Il existe également «des risques d’erreurs, de mauvaises interprétations et d’utilisation abusive», a déclaré JP Gownder, analyste chez Forrester Research. Un travailleur paresseux, par exemple, pourrait envoyer un e-mail généré par l’IA sans en vérifier l’exactitude, ou s’appuyer sur un récapitulatif automatisé d’une réunion sans vérifier auprès de l’un des humains présents pour relever les nuances que l’IA n’a pas réussi à saisir. Si l’IA facilite la production d’un plus grand nombre d’e-mails, elle pourrait aggraver la surcharge ressentie par de nombreux travailleurs déjà noyés dans les communications électroniques.

Les dirigeants de Microsoft admettent qu’il y a beaucoup de choses qu’ils ignorent sur la manière dont les travailleurs utiliseront la nouvelle technologie ou sur les effets secondaires inattendus qu’elle pourrait avoir.

« Nous n’en sommes qu’au début et nous ne faisons qu’apprendre », a déclaré Jared Spataro, vice-président de Microsoft chargé d’apporter de nouvelles fonctionnalités à ses applications professionnelles. « Je suis sûr qu’il y a des choses auxquelles nous ne pensons pas en ce moment. » Mais il prédit que les surprises positives l’emporteraient sur les négatives, car la polyvalence de l’IA générative ouvre la voie à des utilisations nouvelles et inattendues.

Spataro a ajouté que Microsoft a déjà collecté suffisamment de données lors de ses essais pour montrer que le nouveau Copilot offre d’importants gains de productivité. Il prévoit de divulguer les résultats lors de sa conférence annuelle Ignite le 14 novembre.

En plus de mesurer le temps gagné par les travailleurs en effectuant des tâches telles que la génération automatique de texte et l’analyse de chiffres, Microsoft affirme que ses tests ont inclus l’exécution de groupes de contrôle pour valider les résultats et le développement de moyens de mesurer la qualité du résultat de l’IA générative, plutôt que simplement sa quantité.

Cependant, jusqu’à ce que les clients voient les résultats et aient la possibilité de les valider avec leurs propres tests, ces affirmations doivent être considérées comme fiables. « Pour l’instant, il n’y a pas beaucoup de faits », a déclaré Wong. « Les entreprises investissent soit sur la foi, soit sur la peur : elles craignent de prendre du retard. »

Le chiffre de 30 dollars par mois a été fixé après avoir étudié ce que les clients seraient prêts à payer pour le type d’assistance que l’IA peut fournir, a déclaré Spataro. Microsoft a également examiné le « calcul du coût par personne » : combien de 30 dollars par mois représentaient le coût global de l’embauche d’un travailleur du savoir et quel type de gains de productivité seraient nécessaires pour justifier le coût supplémentaire du logiciel.

Gownder, chez Forrester, a calculé que les dépenses supplémentaires seraient justifiées même avec des « hypothèses assez modestes », par exemple en supposant que le logiciel permette à un travailleur très rémunéré d’économiser seulement deux heures par mois.

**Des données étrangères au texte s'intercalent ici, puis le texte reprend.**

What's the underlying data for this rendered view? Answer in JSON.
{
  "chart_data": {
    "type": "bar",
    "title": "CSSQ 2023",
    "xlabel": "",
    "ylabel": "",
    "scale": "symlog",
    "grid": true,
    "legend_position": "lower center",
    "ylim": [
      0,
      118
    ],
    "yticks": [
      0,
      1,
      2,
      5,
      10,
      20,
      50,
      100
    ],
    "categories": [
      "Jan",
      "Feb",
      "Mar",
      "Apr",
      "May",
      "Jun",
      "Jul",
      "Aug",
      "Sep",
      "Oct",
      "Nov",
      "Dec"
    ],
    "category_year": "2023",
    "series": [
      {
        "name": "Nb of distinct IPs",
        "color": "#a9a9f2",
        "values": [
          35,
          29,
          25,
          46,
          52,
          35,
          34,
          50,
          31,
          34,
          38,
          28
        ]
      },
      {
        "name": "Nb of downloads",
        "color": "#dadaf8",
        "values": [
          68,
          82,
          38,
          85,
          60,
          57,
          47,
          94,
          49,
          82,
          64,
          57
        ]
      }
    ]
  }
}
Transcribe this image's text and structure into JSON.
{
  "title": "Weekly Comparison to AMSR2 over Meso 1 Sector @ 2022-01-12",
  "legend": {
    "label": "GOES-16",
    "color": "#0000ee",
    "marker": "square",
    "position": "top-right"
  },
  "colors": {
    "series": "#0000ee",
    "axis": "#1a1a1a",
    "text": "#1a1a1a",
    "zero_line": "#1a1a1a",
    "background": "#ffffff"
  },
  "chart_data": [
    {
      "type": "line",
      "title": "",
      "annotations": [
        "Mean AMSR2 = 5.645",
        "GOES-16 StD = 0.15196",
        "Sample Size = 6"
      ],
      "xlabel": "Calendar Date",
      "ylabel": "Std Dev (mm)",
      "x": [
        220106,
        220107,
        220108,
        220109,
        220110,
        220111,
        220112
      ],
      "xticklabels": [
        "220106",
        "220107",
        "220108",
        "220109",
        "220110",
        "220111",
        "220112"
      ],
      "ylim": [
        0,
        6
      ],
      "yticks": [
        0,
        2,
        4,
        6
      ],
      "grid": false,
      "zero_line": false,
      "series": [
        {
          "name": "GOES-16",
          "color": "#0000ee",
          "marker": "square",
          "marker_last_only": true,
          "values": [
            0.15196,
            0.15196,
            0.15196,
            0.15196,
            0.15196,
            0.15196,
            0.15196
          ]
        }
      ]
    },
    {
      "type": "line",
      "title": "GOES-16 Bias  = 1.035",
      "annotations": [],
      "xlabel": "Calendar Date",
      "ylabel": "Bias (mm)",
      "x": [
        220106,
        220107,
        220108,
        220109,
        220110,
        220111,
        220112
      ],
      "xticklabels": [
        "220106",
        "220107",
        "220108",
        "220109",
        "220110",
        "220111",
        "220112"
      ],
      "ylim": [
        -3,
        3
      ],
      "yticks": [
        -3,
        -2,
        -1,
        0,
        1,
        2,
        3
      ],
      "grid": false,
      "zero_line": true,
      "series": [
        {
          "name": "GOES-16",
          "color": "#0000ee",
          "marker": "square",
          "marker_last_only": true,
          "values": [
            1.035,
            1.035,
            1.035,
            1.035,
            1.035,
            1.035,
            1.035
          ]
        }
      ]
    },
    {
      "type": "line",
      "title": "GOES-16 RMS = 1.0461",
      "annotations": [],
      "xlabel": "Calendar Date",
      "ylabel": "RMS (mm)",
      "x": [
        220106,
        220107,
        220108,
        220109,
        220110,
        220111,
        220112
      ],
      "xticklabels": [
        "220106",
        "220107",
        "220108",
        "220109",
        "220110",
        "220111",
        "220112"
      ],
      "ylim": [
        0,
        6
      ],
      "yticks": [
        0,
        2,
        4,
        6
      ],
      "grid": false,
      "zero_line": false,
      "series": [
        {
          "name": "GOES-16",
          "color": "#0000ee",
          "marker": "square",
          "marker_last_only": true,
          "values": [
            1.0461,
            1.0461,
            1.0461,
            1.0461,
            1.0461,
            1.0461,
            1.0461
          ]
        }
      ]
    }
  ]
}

Malgré de grandes affirmations en faveur de l’IA, les dirigeants de Microsoft ont cherché à réduire leurs attentes quant à son impact sur les revenus à court terme, et les prévisions de Wall Street sont tempérées. Même un déploiement réussi de la technologie pourrait n’ajouter que 1 pour cent à la croissance des revenus de Microsoft au cours de son exercice 2025, qui débute en juillet prochain, calcule Wood, analyste chez TD Cowen. Cela équivaut à environ 2 à 2,5 milliards de dollars, ajoute Wood.

La concurrence avec d’autres éditeurs de logiciels pourrait également limiter le potentiel. Les API proposées par OpenAI et d’autres créateurs de grands modèles de langage, qui permettent aux programmes d’accéder facilement à leurs services, ont ouvert la voie à l’IA générative pour devenir une fonctionnalité standard de nombreuses applications logicielles.

Microsoft bénéficiera toujours d’un certain nombre d’avantages par rapport à d’autres sociétés, explique Wood, comme la possibilité d’exploiter les données contenues dans les applications Microsoft et sa relation étroite avec OpenAI. Mais on ne sait pas exactement quelle prime il sera en mesure d’obtenir si la génération automatique d’e-mails ou la synthèse de documents deviennent des activités de routine disponibles à partir de nombreuses applications différentes. « Nous verrons si Microsoft peut maintenir ces niveaux de prix », a-t-il ajouté.